Another project I am working on is a new search-based approach to the NLP challenge of information extraction. SearchIE is intended to allow personalized, situational identification of types (usually entities) in text, types that are of limited or ephemeral interest, for which it is unlikely resources will be available for massive annotation and learning efforts. The key advantage of SearchIE is that it defers decisions about which types should be identified until the decisions are needed. That allows new types to be searched and extracted at any point and allows types that are specific to a narrow or short-term information need to be identified and extracted, even if they are not of use to all users of the system. Previously, it has been effectively impossible to identify entities automatically unless a substantial effort went into annotating training data. The SearchIE approach makes it possible for someone to build personalized extractors contextualized by their topical interest. Since online information gathering almost always starts with search and frequently involves identifying items of interest in the found text, bringing these two together has the potential to change both search and the found text substantially.
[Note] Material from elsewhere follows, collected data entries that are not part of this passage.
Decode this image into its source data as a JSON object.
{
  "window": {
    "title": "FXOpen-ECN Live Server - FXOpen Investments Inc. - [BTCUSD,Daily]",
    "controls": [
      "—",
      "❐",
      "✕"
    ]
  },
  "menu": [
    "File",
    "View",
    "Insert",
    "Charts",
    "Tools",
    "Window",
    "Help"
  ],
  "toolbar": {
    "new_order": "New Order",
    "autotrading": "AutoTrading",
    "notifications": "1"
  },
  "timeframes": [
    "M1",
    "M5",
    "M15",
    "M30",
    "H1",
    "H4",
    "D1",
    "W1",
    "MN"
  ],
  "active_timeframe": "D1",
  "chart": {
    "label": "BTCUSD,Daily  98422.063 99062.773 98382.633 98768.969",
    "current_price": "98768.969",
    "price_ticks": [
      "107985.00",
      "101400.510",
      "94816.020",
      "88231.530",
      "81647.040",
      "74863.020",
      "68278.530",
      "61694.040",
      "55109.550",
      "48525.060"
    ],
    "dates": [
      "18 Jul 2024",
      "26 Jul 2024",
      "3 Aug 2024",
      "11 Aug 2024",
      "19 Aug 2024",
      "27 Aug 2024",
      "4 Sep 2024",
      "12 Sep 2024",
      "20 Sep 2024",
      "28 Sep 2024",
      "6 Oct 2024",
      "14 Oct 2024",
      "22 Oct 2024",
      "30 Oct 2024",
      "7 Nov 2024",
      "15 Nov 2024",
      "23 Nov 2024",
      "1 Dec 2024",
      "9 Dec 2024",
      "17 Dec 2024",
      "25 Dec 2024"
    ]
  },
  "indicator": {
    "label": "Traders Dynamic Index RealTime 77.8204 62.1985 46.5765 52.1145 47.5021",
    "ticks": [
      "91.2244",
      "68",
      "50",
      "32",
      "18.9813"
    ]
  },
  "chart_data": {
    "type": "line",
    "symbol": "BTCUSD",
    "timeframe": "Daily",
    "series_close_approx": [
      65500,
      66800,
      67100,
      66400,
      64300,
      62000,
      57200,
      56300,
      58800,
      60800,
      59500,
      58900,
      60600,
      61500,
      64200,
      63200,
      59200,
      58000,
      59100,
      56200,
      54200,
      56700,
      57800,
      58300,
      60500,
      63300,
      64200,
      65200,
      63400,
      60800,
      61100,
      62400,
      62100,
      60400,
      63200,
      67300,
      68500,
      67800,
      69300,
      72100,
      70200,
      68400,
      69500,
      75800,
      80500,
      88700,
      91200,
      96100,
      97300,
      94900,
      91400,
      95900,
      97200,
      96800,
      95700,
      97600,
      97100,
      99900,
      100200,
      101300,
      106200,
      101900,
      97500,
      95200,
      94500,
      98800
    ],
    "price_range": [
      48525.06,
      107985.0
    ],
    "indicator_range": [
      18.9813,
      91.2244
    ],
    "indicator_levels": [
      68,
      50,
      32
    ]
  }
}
My roles as chair and researcher overlap when faced with the problem of how to broaden participation in IR. While a little more than one third of Ph.D. students in the Center for Intelligent Information Retrieval are women, a lot of work needs to be done to attract and retain women and underrepresented minorities in IR research as well as information and computer sciences more broadly. My hope is that the faculty advancement model I’m helping to develop through UMass Amherst’s NSF ADVANCE project will help to bring a more diverse set of perspectives to our field.

About the Author
James Allan is a professor and chair of the faculty in the University of Massachusetts Amherst College of Information and Computer Sciences (CICS), which he joined in 1994 after receiving a Ph.D. in computer science from Cornell University. He is also the co-director of the Center for Intelligent Information Retrieval within CICS.
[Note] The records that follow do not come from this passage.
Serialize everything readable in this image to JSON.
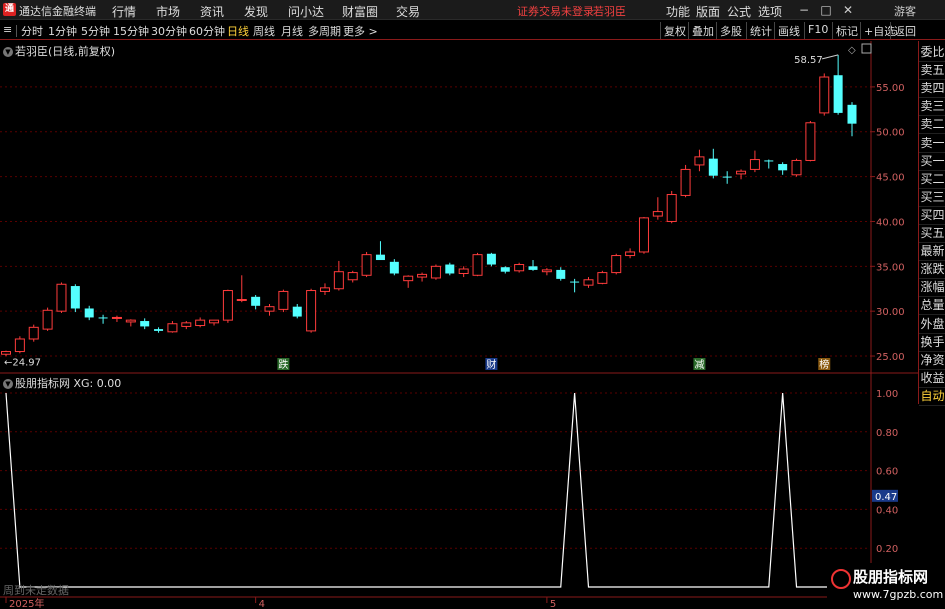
{
  "app": {
    "title": "通达信金融终端",
    "logo_char": "通",
    "menu": [
      "行情",
      "市场",
      "资讯",
      "发现",
      "问小达",
      "财富圈",
      "交易"
    ],
    "status_msg": "证券交易未登录",
    "account": "若羽臣",
    "right_menu": [
      "功能",
      "版面",
      "公式",
      "选项"
    ],
    "window_buttons": [
      "−",
      "□",
      "✕"
    ],
    "guest": "游客"
  },
  "periods": {
    "items": [
      "分时",
      "1分钟",
      "5分钟",
      "15分钟",
      "30分钟",
      "60分钟",
      "日线",
      "周线",
      "月线",
      "多周期",
      "更多 >"
    ],
    "active": "日线"
  },
  "toolbar_right": [
    "复权",
    "叠加",
    "多股",
    "统计",
    "画线",
    "F10",
    "标记",
    "+自选",
    "返回"
  ],
  "side_panel": {
    "items": [
      "委比",
      "卖五",
      "卖四",
      "卖三",
      "卖二",
      "卖一",
      "买一",
      "买二",
      "买三",
      "买四",
      "买五",
      "最新",
      "涨跌",
      "涨幅",
      "总量",
      "外盘",
      "换手",
      "净资",
      "收益"
    ],
    "auto": "自动"
  },
  "chart": {
    "title": "若羽臣(日线,前复权)",
    "high_label": "58.57",
    "low_label": "24.97",
    "event_markers": [
      "跌",
      "财",
      "减",
      "榜"
    ],
    "price_axis": [
      "55.00",
      "50.00",
      "45.00",
      "40.00",
      "35.00",
      "30.00",
      "25.00"
    ],
    "indicator_title": "股朋指标网",
    "indicator_value": "XG: 0.00",
    "indicator_axis": [
      "1.00",
      "0.80",
      "0.60",
      "0.40",
      "0.20"
    ],
    "indicator_current": "0.47",
    "no_data_text": "周到未走数据",
    "date_labels": [
      "2025年",
      "4",
      "5"
    ],
    "colors": {
      "up": "#ff3c3c",
      "down": "#54ffff",
      "grid": "#5a0000",
      "line": "#ffffff"
    }
  },
  "chart_data": {
    "type": "candlestick",
    "ylim": [
      24,
      59
    ],
    "candles": [
      {
        "o": 25.2,
        "h": 25.6,
        "l": 24.97,
        "c": 25.5
      },
      {
        "o": 25.5,
        "h": 27.2,
        "l": 25.3,
        "c": 26.9
      },
      {
        "o": 26.9,
        "h": 28.5,
        "l": 26.6,
        "c": 28.2
      },
      {
        "o": 28.0,
        "h": 30.4,
        "l": 27.8,
        "c": 30.1
      },
      {
        "o": 30.0,
        "h": 33.2,
        "l": 29.8,
        "c": 33.0
      },
      {
        "o": 32.8,
        "h": 33.0,
        "l": 29.9,
        "c": 30.3
      },
      {
        "o": 30.3,
        "h": 30.6,
        "l": 29.0,
        "c": 29.3
      },
      {
        "o": 29.3,
        "h": 29.6,
        "l": 28.6,
        "c": 29.2
      },
      {
        "o": 29.2,
        "h": 29.5,
        "l": 28.8,
        "c": 29.3
      },
      {
        "o": 28.8,
        "h": 29.1,
        "l": 28.3,
        "c": 29.0
      },
      {
        "o": 28.9,
        "h": 29.2,
        "l": 28.0,
        "c": 28.3
      },
      {
        "o": 28.0,
        "h": 28.2,
        "l": 27.6,
        "c": 27.8
      },
      {
        "o": 27.7,
        "h": 28.9,
        "l": 27.6,
        "c": 28.6
      },
      {
        "o": 28.3,
        "h": 28.9,
        "l": 28.0,
        "c": 28.7
      },
      {
        "o": 28.4,
        "h": 29.3,
        "l": 28.2,
        "c": 29.0
      },
      {
        "o": 28.7,
        "h": 29.0,
        "l": 28.4,
        "c": 29.0
      },
      {
        "o": 29.0,
        "h": 32.4,
        "l": 28.7,
        "c": 32.3
      },
      {
        "o": 31.2,
        "h": 34.0,
        "l": 31.0,
        "c": 31.3
      },
      {
        "o": 31.6,
        "h": 31.8,
        "l": 30.2,
        "c": 30.6
      },
      {
        "o": 30.0,
        "h": 30.8,
        "l": 29.5,
        "c": 30.5
      },
      {
        "o": 30.2,
        "h": 32.4,
        "l": 29.9,
        "c": 32.2
      },
      {
        "o": 30.5,
        "h": 30.8,
        "l": 29.2,
        "c": 29.4
      },
      {
        "o": 27.8,
        "h": 32.5,
        "l": 27.6,
        "c": 32.3
      },
      {
        "o": 32.2,
        "h": 33.1,
        "l": 31.8,
        "c": 32.6
      },
      {
        "o": 32.5,
        "h": 35.6,
        "l": 32.3,
        "c": 34.4
      },
      {
        "o": 33.5,
        "h": 34.5,
        "l": 33.2,
        "c": 34.3
      },
      {
        "o": 34.0,
        "h": 36.6,
        "l": 33.8,
        "c": 36.3
      },
      {
        "o": 36.3,
        "h": 37.8,
        "l": 35.8,
        "c": 35.7
      },
      {
        "o": 35.5,
        "h": 35.8,
        "l": 34.0,
        "c": 34.2
      },
      {
        "o": 33.4,
        "h": 34.0,
        "l": 32.6,
        "c": 33.9
      },
      {
        "o": 33.8,
        "h": 34.3,
        "l": 33.3,
        "c": 34.1
      },
      {
        "o": 33.7,
        "h": 35.2,
        "l": 33.5,
        "c": 35.0
      },
      {
        "o": 35.2,
        "h": 35.4,
        "l": 34.0,
        "c": 34.2
      },
      {
        "o": 34.2,
        "h": 35.0,
        "l": 33.8,
        "c": 34.7
      },
      {
        "o": 34.0,
        "h": 36.5,
        "l": 33.9,
        "c": 36.3
      },
      {
        "o": 36.4,
        "h": 36.5,
        "l": 35.0,
        "c": 35.2
      },
      {
        "o": 34.9,
        "h": 35.0,
        "l": 34.2,
        "c": 34.4
      },
      {
        "o": 34.5,
        "h": 35.4,
        "l": 34.3,
        "c": 35.2
      },
      {
        "o": 35.0,
        "h": 35.7,
        "l": 34.5,
        "c": 34.6
      },
      {
        "o": 34.4,
        "h": 34.8,
        "l": 34.0,
        "c": 34.6
      },
      {
        "o": 34.6,
        "h": 34.9,
        "l": 33.4,
        "c": 33.6
      },
      {
        "o": 33.3,
        "h": 33.6,
        "l": 32.1,
        "c": 33.2
      },
      {
        "o": 32.9,
        "h": 33.8,
        "l": 32.6,
        "c": 33.5
      },
      {
        "o": 33.1,
        "h": 34.5,
        "l": 33.0,
        "c": 34.3
      },
      {
        "o": 34.3,
        "h": 36.4,
        "l": 34.1,
        "c": 36.2
      },
      {
        "o": 36.2,
        "h": 37.0,
        "l": 35.9,
        "c": 36.6
      },
      {
        "o": 36.6,
        "h": 40.5,
        "l": 36.4,
        "c": 40.4
      },
      {
        "o": 40.6,
        "h": 42.7,
        "l": 40.2,
        "c": 41.1
      },
      {
        "o": 40.0,
        "h": 43.4,
        "l": 39.8,
        "c": 43.0
      },
      {
        "o": 42.9,
        "h": 46.3,
        "l": 42.7,
        "c": 45.8
      },
      {
        "o": 46.3,
        "h": 48.0,
        "l": 45.6,
        "c": 47.2
      },
      {
        "o": 47.0,
        "h": 48.1,
        "l": 44.8,
        "c": 45.1
      },
      {
        "o": 45.0,
        "h": 45.6,
        "l": 44.2,
        "c": 44.9
      },
      {
        "o": 45.3,
        "h": 45.8,
        "l": 44.7,
        "c": 45.6
      },
      {
        "o": 45.8,
        "h": 47.9,
        "l": 45.5,
        "c": 46.9
      },
      {
        "o": 46.8,
        "h": 46.9,
        "l": 45.9,
        "c": 46.7
      },
      {
        "o": 46.4,
        "h": 46.6,
        "l": 45.2,
        "c": 45.7
      },
      {
        "o": 45.2,
        "h": 47.0,
        "l": 45.0,
        "c": 46.8
      },
      {
        "o": 46.8,
        "h": 51.2,
        "l": 46.7,
        "c": 51.0
      },
      {
        "o": 52.1,
        "h": 56.5,
        "l": 51.8,
        "c": 56.1
      },
      {
        "o": 56.3,
        "h": 58.57,
        "l": 51.9,
        "c": 52.1
      },
      {
        "o": 53.0,
        "h": 53.3,
        "l": 49.5,
        "c": 50.9
      }
    ],
    "indicator": {
      "name": "XG",
      "ylim": [
        0,
        1
      ],
      "signal_indices": [
        0,
        41,
        56
      ],
      "signal_value": 1.0
    },
    "event_indices": [
      20,
      35,
      50,
      59
    ],
    "date_label_indices": [
      0,
      18,
      39
    ]
  }
}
Allan has served on the organizing and program committees for major conferences, including the ACM Special Interest Group on Information Retrieval (SIGIR), Conference on Information and Knowledge Management (CIKM), and Web Search and Data Mining (WSDM). He currently serves on the editorial board of Foundation and Trends in Information Retrieval, and is a past associate editor for ACM’s Transactions on Information Systems and Elsevier’s Information Processing and Management journals. With his students, he received Best Paper awards from SIGIR as well as a Best Student Paper at the Conference on Human Information Interaction and Retrieval (CHIIR). He also received a SIGIR Test of Time Award in 2016 for a paper on event detection and tracking.